In June 2024, Hg ranked 10th in Private Equity International's PEI 300 ranking among the world's largest private equity firms. In 2024 Hg Wealth raised €500m from its friends and family network into its fund. Later in the year, Hg Wealth signed a partnership with UBS. In the same year, Hg acquired audit, risk and ESG software firm Auditboard for over $3bn, as well as Focus Group, a UK-based business technology provider.

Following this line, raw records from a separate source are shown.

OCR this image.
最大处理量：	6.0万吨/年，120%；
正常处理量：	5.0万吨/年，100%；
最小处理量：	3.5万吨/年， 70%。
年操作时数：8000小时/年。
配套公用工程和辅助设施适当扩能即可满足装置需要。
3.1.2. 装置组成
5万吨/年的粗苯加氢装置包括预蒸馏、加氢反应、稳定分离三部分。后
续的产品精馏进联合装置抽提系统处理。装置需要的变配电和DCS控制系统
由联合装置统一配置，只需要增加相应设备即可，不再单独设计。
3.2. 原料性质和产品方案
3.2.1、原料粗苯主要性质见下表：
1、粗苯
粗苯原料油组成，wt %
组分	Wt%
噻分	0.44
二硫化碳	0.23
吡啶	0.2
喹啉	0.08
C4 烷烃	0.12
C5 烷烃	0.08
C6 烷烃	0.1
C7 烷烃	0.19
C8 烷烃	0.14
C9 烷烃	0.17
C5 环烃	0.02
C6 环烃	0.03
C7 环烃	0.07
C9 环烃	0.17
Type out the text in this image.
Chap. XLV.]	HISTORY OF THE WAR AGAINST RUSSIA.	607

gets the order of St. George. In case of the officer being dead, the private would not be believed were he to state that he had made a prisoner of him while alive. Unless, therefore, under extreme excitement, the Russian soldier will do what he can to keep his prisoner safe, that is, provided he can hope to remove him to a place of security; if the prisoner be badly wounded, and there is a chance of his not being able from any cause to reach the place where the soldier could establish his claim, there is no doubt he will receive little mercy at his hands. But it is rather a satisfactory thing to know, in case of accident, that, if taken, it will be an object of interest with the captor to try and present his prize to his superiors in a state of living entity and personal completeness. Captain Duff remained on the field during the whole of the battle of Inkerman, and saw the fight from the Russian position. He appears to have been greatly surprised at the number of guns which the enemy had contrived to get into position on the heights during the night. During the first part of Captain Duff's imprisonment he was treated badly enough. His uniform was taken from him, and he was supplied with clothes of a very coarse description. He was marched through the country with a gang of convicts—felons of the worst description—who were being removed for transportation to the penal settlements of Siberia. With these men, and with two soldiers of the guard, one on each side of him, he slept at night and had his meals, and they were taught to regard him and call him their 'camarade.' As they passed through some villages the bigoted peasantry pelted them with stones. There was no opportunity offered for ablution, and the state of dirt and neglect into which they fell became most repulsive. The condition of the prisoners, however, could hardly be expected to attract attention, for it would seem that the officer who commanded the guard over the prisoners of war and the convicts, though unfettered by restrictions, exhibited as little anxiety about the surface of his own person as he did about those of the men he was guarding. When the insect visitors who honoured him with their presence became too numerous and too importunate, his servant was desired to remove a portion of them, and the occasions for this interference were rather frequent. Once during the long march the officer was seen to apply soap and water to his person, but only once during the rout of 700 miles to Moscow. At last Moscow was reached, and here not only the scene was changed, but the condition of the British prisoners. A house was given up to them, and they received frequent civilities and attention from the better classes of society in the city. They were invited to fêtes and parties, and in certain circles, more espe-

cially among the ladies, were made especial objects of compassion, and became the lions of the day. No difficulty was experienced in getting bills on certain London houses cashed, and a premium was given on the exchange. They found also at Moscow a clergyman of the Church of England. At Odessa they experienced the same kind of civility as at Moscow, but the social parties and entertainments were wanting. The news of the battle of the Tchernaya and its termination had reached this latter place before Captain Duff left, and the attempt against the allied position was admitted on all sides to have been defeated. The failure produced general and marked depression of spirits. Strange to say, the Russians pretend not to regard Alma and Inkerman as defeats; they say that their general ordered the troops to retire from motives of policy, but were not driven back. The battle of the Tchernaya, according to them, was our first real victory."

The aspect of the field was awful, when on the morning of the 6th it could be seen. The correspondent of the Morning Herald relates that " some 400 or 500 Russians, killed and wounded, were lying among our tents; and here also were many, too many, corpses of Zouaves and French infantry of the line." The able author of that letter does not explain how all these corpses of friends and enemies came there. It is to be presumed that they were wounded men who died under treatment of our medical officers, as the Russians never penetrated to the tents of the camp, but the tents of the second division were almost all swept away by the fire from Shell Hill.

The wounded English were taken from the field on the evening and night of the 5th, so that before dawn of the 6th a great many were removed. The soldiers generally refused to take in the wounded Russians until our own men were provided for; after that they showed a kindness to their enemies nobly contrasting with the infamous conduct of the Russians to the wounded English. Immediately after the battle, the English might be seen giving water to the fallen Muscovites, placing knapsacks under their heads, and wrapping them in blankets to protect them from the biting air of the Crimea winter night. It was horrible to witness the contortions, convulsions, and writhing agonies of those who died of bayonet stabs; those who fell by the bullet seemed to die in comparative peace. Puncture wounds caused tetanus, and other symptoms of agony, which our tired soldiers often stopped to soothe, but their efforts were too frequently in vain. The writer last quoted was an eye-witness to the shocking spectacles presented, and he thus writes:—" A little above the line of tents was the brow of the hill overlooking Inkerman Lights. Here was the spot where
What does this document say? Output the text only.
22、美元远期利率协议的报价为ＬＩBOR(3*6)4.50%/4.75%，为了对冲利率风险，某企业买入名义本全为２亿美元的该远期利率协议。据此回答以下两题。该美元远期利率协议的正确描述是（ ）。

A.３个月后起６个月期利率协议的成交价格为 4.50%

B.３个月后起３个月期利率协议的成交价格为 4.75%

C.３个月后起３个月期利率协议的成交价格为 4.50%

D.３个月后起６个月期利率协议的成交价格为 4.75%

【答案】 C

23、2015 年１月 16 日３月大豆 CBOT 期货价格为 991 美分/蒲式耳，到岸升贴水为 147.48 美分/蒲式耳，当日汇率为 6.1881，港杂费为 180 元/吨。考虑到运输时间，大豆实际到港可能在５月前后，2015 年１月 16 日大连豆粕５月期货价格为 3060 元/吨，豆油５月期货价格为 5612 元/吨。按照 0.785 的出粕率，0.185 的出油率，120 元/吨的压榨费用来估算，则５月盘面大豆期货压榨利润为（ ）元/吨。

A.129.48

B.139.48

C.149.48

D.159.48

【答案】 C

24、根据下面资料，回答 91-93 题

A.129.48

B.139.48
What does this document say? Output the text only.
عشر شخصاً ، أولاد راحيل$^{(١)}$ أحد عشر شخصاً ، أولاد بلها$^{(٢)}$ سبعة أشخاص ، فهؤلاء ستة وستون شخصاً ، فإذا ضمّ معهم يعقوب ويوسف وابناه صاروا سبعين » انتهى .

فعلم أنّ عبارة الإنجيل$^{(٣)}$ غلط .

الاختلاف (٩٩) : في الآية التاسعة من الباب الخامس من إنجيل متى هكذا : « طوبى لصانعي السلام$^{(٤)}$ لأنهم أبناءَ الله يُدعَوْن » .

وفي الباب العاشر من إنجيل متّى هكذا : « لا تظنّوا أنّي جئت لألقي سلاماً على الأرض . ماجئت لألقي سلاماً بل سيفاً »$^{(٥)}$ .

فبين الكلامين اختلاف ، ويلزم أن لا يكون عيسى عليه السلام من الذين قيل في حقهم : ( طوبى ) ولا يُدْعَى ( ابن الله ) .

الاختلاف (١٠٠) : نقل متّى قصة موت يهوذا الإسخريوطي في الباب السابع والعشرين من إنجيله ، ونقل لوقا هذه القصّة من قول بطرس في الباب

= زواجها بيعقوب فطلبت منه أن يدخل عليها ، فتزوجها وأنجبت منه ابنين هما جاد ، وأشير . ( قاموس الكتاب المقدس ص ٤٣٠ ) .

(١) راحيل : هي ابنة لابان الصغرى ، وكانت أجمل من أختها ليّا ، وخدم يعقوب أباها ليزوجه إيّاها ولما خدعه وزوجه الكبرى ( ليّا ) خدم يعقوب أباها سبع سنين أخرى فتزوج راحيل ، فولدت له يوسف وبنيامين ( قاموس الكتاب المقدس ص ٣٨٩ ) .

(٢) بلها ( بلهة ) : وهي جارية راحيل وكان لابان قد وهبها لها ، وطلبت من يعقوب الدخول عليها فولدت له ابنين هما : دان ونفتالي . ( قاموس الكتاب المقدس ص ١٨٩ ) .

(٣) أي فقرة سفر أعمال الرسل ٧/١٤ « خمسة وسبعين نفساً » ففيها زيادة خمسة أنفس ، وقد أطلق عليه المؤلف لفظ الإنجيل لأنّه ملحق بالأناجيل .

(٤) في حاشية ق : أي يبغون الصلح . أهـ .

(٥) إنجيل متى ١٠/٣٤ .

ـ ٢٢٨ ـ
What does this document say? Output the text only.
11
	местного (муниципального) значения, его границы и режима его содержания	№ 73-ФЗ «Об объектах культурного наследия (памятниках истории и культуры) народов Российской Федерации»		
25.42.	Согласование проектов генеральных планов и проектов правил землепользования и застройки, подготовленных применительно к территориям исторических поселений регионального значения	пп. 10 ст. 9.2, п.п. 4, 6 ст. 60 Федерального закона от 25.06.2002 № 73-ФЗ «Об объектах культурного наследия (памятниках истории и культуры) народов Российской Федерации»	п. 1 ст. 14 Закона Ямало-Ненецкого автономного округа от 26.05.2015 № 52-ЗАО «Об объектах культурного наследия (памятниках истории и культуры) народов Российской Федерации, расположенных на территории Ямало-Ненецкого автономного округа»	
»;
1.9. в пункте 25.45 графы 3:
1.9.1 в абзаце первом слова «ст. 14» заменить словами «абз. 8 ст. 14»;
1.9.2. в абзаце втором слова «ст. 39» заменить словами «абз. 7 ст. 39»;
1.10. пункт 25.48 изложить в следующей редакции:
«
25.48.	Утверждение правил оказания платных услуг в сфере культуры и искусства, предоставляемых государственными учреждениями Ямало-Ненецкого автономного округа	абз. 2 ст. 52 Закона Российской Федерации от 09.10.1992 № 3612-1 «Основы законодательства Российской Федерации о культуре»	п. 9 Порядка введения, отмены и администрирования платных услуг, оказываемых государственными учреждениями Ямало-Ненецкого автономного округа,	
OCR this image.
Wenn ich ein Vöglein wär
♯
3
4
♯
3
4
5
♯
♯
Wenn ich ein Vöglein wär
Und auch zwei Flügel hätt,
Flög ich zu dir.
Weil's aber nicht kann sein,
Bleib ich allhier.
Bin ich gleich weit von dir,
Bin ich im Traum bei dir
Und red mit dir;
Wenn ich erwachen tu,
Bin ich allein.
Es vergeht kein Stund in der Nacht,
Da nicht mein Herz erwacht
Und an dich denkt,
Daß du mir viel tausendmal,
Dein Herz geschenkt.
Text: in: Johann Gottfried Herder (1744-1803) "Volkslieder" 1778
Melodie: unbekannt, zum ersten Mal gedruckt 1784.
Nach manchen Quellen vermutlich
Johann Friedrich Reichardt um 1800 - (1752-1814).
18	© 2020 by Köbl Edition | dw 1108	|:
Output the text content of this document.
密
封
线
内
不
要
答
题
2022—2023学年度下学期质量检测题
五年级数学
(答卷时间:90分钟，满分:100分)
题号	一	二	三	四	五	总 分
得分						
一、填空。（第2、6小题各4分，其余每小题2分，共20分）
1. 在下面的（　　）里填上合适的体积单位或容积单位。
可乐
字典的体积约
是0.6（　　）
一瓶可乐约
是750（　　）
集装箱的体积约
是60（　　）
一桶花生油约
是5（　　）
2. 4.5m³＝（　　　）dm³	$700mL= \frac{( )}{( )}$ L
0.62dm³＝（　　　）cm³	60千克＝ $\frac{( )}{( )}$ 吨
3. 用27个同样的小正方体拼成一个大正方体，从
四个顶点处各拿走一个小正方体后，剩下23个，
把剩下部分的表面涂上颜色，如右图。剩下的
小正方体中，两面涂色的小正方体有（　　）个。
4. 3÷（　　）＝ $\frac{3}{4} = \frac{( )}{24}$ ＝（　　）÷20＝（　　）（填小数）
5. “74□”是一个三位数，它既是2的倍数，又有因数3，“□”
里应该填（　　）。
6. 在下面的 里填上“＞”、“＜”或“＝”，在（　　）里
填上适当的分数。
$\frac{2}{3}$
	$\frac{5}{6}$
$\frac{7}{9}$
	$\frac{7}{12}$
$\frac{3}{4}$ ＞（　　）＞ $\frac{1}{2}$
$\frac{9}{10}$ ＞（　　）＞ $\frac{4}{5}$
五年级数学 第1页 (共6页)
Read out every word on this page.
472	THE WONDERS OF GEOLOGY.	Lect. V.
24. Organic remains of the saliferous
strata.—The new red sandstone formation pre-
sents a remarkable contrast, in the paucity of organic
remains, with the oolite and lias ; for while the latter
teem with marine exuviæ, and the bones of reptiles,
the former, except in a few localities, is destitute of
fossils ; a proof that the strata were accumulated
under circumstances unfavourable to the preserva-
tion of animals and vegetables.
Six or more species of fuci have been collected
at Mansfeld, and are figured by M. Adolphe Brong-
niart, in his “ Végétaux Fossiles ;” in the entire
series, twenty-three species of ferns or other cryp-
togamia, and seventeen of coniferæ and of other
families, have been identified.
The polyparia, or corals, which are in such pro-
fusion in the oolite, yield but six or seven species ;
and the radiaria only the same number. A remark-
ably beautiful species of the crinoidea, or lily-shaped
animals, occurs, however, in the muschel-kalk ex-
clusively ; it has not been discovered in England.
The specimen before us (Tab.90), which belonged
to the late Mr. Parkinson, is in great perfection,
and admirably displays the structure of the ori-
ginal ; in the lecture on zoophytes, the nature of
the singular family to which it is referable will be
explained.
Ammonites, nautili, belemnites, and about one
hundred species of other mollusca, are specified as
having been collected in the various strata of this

In October 2025, Hg sold GTreasury, a treasury management software company it had backed since 2023, to Ripple Labs for approximately US$1 billion. The platform was subsequently relaunched as Ripple Treasury.

==Business==
The company has close to 400 employees in investment offices in London, UK, Munich, Germany, San Francisco, Singapore, and New York, NY, and serves over 100 institutional investors, including private and public pension funds, endowments, insurance companies and fund of funds. As of 2025, Hg has over $75 billion in funds under management and invests on behalf of Limited Partner clients.

===Investments===
Hg is invested in more than 50 companies across Europe and the US, and has invested in over 120 Software & Services businesses. One of its most prominent investments is Visma, a Scandinavian software business. In August 2020 Hg led the $12.2B buyout of Visma, Europe's largest software buyout to date.
In 2022, Hg Capital purchased Ideagen PLC, a UK GRC company, for £1 bn.

In January 2026, Hg announced it would acquire financial software company OneStream for ~$6.4 billion. The deal was expected to close in 1H 2026.